Durant la campagne électorale, des groupes de soutien proches de l’univers des crypto-monnaies ont collecté environ 245 millions de dollars, dont une grande partie a servi à cibler les opposants démocrates au secteur. Selon le Washington Post, dès son élection, Trump aurait déjà commencé à chercher des profils compatibles avec le milieu des crypto-monnaies pour des postes-clefs au sein de son futur gouvernement.
Parallèlement, certains membres de son équipe enquêteraient sur les attentes du secteur en matière de régulation. Le retour de Trump à la présidence semble avoir dopé la valeur du bitcoin.
Trump a évincé dès son investiture Gary Gensler, le président de la SEC, un adversaire acharné des crypto-monnaies. Ce dernier, ancien banquier, avait adopté une approche répressive, considérant les cryptos comme des titres financiers classiques et lançant plusieurs poursuites contre les plateformes majeures comme Binance, Coinbase et Kraken.
Cette absence de régulation claire a non seulement freiné l’innovation, mais aussi poussé plusieurs sociétés à s’installer dans des pays au cadre législatif plus favorable. Selon Katherine Snow, responsable juridique de Thesis, développeur d’applications basées sur Bitcoin, cela a eu un effet néfaste sur l’innovation.
Une solution pourrait résider dans la loi FIT21, adoptée par la Chambre des représentants, qui redonne un rôle prééminent à la CFTC, un régulateur plus flexible et pragmatique.
Selon Simon Peters, analyste d’eToro, la clarification du statut de certains actifs crypto pourrait accélérer l’introduction de nouveaux produits financiers, attirant davantage de capitaux.
Chandra Duggirala, dirigeant de Tides Network, espère que la politique de Trump offrira une rupture par rapport à celle de Joe Biden, perçue comme défavorable aux crypto-monnaies. Il évoque notamment les pressions exercées sur les banques pour qu’elles évitent de collaborer avec des entrepreneurs de la blockchain.
Le monde des monnaies numériques, longtemps stigmatisé comme un terrain de spéculateurs ou de criminels, attend de Trump qu’il permette la normalisation de ce secteur.
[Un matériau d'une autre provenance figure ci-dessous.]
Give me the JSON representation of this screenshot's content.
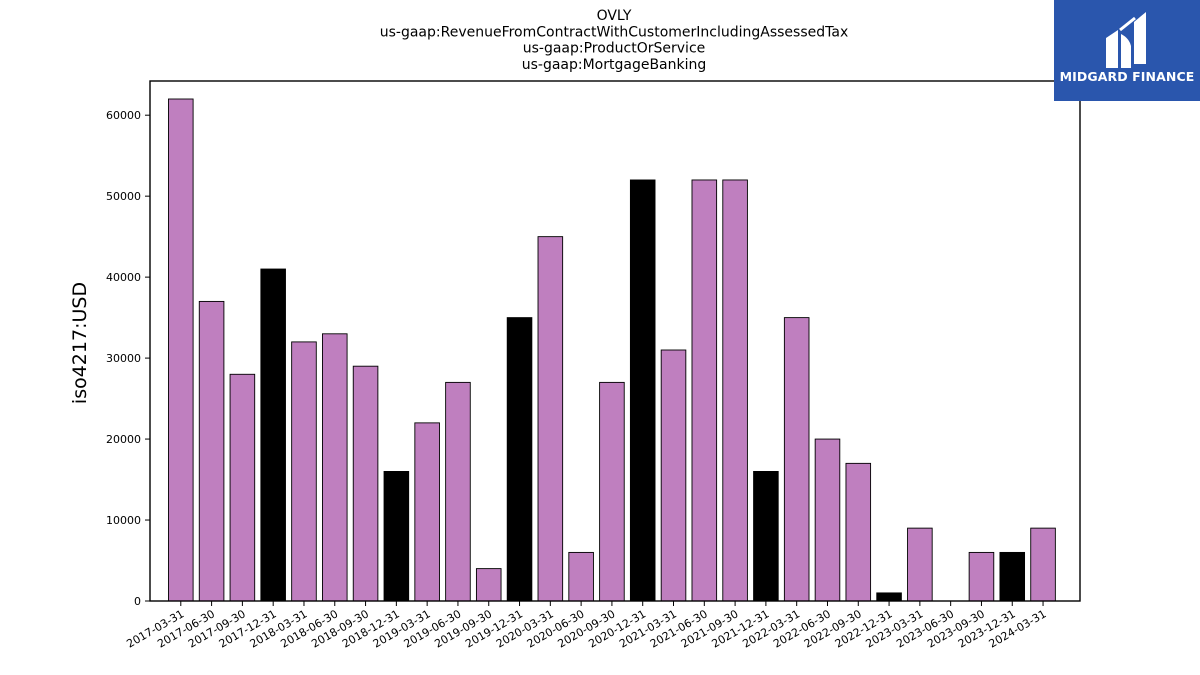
{
  "logo": {
    "text": "MIDGARD FINANCE",
    "color": "#2a56ad"
  },
  "chart_data": {
    "type": "bar",
    "title_lines": [
      "OVLY",
      "us-gaap:RevenueFromContractWithCustomerIncludingAssessedTax",
      "us-gaap:ProductOrService",
      "us-gaap:MortgageBanking"
    ],
    "xlabel": "",
    "ylabel": "iso4217:USD",
    "ylim": [
      0,
      62000
    ],
    "yticks": [
      0,
      10000,
      20000,
      30000,
      40000,
      50000,
      60000
    ],
    "grid": false,
    "colors": {
      "regular": "#bf7fbf",
      "year_end": "#000000"
    },
    "categories": [
      "2017-03-31",
      "2017-06-30",
      "2017-09-30",
      "2017-12-31",
      "2018-03-31",
      "2018-06-30",
      "2018-09-30",
      "2018-12-31",
      "2019-03-31",
      "2019-06-30",
      "2019-09-30",
      "2019-12-31",
      "2020-03-31",
      "2020-06-30",
      "2020-09-30",
      "2020-12-31",
      "2021-03-31",
      "2021-06-30",
      "2021-09-30",
      "2021-12-31",
      "2022-03-31",
      "2022-06-30",
      "2022-09-30",
      "2022-12-31",
      "2023-03-31",
      "2023-06-30",
      "2023-09-30",
      "2023-12-31",
      "2024-03-31"
    ],
    "values": [
      62000,
      37000,
      28000,
      41000,
      32000,
      33000,
      29000,
      16000,
      22000,
      27000,
      4000,
      35000,
      45000,
      6000,
      27000,
      52000,
      31000,
      52000,
      52000,
      16000,
      35000,
      20000,
      17000,
      1000,
      9000,
      0,
      6000,
      6000,
      9000
    ]
  }
}
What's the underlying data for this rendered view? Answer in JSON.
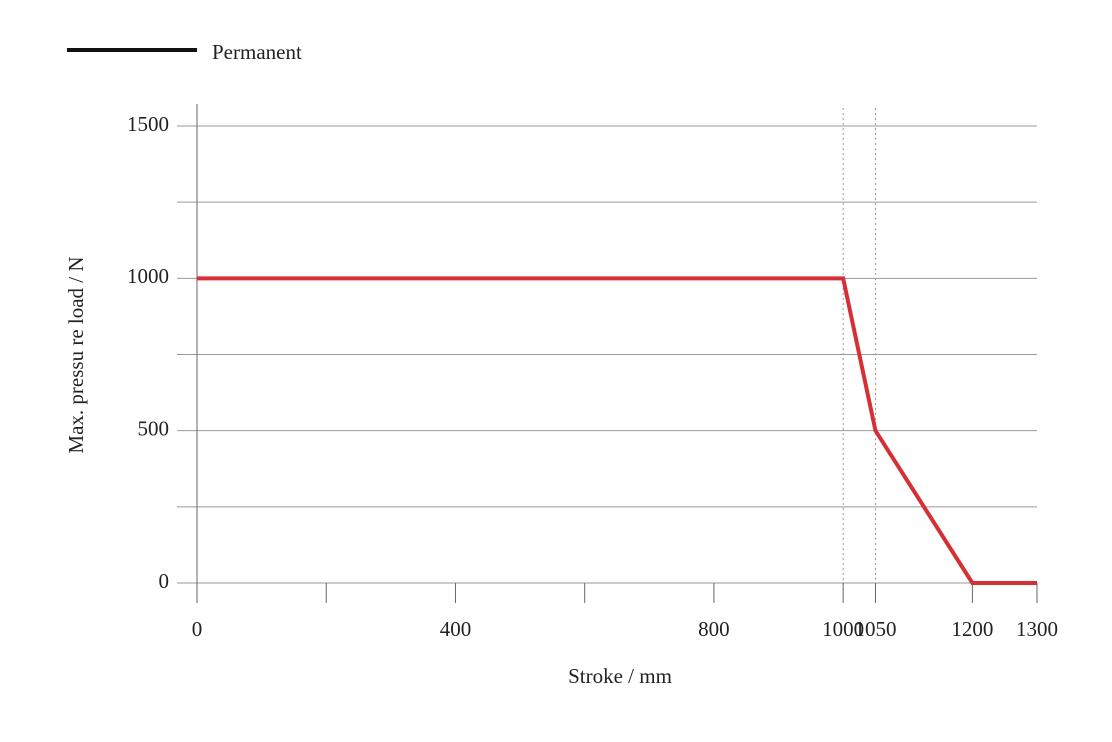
{
  "chart_data": {
    "type": "line",
    "x_label": "Stroke / mm",
    "y_label": "Max. pressu re load / N",
    "series": [
      {
        "name": "Permanent",
        "color": "#d62f36",
        "legend_color": "#111111",
        "x": [
          0,
          1000,
          1050,
          1200,
          1300
        ],
        "values": [
          1000,
          1000,
          500,
          0,
          0
        ]
      }
    ],
    "xlim": [
      0,
      1300
    ],
    "xticks": [
      0,
      400,
      800,
      1000,
      1050,
      1200,
      1300
    ],
    "x_minor_ticks": [
      200,
      600
    ],
    "ylim": [
      0,
      1500
    ],
    "yticks": [
      0,
      500,
      1000,
      1500
    ],
    "y_minor_grid": [
      250,
      750,
      1250
    ],
    "x_reference_lines": [
      1000,
      1050
    ],
    "grid": true,
    "legend": "top-left"
  }
}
Un conflit d’intérêt possible
Michael Cahill, à la tête de Douro Labs, une société de collecte de données financières, est convaincu que l’engagement de Trump en faveur des cryptomonnaies est renforcé par ses propres investissements dans ce domaine.
En septembre, Trump et ses trois fils ont lancé World Liberty Financial, une plateforme de placement et d’emprunt en crypto monnaie, en collaboration avec des figures du secteur. Cette initiative soulève des questions sur un possible conflit d’intérêt, car des politiques favorables aux crypto-monnaies pourraient directement profiter à cette jeune entreprise.
Les responsables de la plateforme Coinhouse estiment que le gouvernement Trump pourrait également favoriser les paiements en stable coins, des cryptomonnaies moins volatiles car adossées à d’autres devises, souvent le dollar.
Légitimer les cryptomonnaies pourrait aussi inclure l’idée de constituer des réserves nationales de bitcoins, comme l’a suggéré Trump en juillet. Kath, une spécialiste du secteur, souligne que l’adoption proactive de ces actifs numériques permettrait aux États-Unis de définir les normes internationales et la stratégie globale face aux crypto-monnaies.
Selon Simon Peters, le gouvernement détient déjà environ 210,000 bitcoins, provenant majoritairement de saisies judiciaires, représentant près de 18 milliards de dollars.
Pour Katherine Snow, conserver ou renforcer ces réserves serait un signal fort en faveur de l’innovation, attirant ainsi des investissements et des talents.